I would suggest that at the level of anthropological theory there is a larger convergence between religious giving and blood bank “charity,” which might become a fruitful avenue of comparison across ethical regimes and actual practices. The problem identified by international blood bank orthodoxy and the problem offered to anthropological theories of the gift by Indian dan is fundamentally the same. In both cases, the unachievable aim is a totally alienable gift, one which does not involve a return and in which the relation created by giving is immediately and absolutely quit. In a footnote—his first—Copeman points out that in the literature which underwrites the international blood-banking orthodoxy, “the normative practice of not telling the recipient about the donor or the donor about the recipient is [understood as] a means of avoiding indebtedness” (185n.1). Parry’s insights into the non-reciprocated, totally alienated form of Indian dan similarly highlight the terms that Mauss arrived at for the study of the gift—obligation, debt, and spirit. It is precisely debt that is at the heart of any donation or gift, and it is the shared problem of erasing debt without reciprocation which presents itself as the ideological problem par excellence in the “donation theologies” not just of Indian sects, but of international blood banking practice itself.

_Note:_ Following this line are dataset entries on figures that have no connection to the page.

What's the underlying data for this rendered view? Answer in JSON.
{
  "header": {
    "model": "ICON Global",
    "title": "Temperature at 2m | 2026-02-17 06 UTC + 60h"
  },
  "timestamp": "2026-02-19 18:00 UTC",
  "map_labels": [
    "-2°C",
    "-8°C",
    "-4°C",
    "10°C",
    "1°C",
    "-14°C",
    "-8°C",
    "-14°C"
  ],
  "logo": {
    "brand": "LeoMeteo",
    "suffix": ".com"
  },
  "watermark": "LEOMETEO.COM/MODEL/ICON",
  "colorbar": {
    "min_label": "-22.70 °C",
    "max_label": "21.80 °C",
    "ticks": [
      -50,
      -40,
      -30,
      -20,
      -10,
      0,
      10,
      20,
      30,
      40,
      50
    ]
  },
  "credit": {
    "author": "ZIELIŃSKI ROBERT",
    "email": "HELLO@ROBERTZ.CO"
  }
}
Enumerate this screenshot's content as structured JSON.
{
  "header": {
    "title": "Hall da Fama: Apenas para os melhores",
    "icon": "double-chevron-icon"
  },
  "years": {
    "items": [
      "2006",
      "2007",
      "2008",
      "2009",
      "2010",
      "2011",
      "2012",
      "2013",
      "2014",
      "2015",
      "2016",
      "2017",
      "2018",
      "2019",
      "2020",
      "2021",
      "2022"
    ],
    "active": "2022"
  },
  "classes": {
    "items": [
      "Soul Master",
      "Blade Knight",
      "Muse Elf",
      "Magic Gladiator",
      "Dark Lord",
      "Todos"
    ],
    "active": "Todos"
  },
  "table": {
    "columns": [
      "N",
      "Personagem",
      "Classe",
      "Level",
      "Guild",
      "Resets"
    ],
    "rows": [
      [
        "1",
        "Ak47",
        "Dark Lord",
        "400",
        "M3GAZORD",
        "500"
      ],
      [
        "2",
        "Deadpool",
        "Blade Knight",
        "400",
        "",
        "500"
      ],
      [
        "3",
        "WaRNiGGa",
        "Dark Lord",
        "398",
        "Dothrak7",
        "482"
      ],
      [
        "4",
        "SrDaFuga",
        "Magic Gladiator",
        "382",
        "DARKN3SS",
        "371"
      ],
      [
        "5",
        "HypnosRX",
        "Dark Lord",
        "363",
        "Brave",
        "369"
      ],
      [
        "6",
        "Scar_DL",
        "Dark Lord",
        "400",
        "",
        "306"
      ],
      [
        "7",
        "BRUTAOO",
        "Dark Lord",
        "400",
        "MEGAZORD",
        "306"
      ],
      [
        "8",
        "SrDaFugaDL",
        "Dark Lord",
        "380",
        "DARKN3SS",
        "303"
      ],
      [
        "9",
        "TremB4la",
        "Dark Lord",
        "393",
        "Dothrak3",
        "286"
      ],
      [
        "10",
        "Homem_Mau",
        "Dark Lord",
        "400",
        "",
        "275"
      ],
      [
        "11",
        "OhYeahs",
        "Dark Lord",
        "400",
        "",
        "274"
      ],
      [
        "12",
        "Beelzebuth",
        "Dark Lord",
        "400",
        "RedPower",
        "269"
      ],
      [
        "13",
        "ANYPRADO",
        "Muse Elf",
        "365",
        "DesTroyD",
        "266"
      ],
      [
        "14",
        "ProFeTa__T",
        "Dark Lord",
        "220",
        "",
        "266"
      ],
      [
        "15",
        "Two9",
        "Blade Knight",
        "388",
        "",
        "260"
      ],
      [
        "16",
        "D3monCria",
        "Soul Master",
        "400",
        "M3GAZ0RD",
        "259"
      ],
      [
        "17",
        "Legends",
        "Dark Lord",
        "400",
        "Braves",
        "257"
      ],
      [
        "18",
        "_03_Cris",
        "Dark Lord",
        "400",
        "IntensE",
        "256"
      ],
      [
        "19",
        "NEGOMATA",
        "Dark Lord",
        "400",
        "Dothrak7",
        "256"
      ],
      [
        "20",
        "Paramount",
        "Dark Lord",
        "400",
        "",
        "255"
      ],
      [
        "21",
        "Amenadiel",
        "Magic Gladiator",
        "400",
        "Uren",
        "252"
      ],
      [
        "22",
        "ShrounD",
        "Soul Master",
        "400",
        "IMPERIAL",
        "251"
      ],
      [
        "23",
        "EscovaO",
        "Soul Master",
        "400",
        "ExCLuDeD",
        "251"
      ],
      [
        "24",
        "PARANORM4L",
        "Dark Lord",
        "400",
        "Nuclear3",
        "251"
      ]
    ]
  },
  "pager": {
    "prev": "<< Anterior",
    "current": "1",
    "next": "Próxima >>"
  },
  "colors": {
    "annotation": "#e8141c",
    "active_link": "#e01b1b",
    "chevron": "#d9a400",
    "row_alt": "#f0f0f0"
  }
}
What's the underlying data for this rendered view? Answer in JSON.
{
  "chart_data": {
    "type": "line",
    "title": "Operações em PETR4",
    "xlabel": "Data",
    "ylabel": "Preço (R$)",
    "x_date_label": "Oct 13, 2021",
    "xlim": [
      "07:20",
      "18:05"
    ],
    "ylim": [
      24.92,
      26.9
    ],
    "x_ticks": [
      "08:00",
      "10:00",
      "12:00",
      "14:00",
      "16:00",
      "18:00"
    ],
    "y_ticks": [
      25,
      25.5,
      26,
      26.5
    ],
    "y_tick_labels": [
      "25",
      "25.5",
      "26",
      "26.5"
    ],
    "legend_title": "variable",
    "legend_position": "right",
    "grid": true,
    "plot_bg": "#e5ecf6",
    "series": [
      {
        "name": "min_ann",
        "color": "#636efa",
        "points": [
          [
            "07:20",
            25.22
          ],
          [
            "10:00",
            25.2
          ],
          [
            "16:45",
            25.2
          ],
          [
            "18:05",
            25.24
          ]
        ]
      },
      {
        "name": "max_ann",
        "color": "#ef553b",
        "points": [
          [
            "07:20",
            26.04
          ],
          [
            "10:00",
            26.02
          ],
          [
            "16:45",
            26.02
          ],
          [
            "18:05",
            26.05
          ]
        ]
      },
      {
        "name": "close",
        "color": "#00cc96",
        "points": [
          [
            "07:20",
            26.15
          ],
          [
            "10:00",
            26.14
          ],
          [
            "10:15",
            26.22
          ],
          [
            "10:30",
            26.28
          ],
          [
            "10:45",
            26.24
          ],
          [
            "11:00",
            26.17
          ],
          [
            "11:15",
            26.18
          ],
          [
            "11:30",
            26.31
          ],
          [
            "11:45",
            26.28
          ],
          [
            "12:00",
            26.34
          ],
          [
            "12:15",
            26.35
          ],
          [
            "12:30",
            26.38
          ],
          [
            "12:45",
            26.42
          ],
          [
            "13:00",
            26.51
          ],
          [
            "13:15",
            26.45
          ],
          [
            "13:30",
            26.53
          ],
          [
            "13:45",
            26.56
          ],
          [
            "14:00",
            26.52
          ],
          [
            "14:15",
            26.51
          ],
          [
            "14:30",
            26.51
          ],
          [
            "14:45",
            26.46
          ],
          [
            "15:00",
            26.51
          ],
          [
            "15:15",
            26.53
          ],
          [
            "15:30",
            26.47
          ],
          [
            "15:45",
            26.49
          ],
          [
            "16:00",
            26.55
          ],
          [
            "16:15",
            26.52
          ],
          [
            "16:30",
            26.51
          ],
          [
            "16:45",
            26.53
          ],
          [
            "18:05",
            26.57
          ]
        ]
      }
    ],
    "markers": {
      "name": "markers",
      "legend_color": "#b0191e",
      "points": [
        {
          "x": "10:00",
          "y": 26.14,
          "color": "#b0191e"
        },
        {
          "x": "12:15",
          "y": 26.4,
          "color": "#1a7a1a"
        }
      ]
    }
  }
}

Copeman’s discussions of the “making social” of dan, of “centrifugal” donation practices, of “virtuous utility” and “biomedical spiritual creativity” will no doubt, for a medical anthropology audience, provide excellent material for classroom discussions with “conflicted doctors” or curious ethicists. But a more disciplinary anthropological audience (including medical anthropologists) may remain dissatisfied with the way this project is suspended between policy reason and social theory. Copeman treats complex anthropological arguments as interesting area-specific or historical background, but does not ultimately engage our substantive concerns with the nature of, say, the gift, or any other ethnographically-observable social institution. As Mauss put it, in any gift “it is indeed something more than utility that circulates.”
Leo Coleman is Assistant Professor in the Department of Comparative Studies at The Ohio State University. He has conducted ethnographic and archival research in Delhi and elsewhere in India.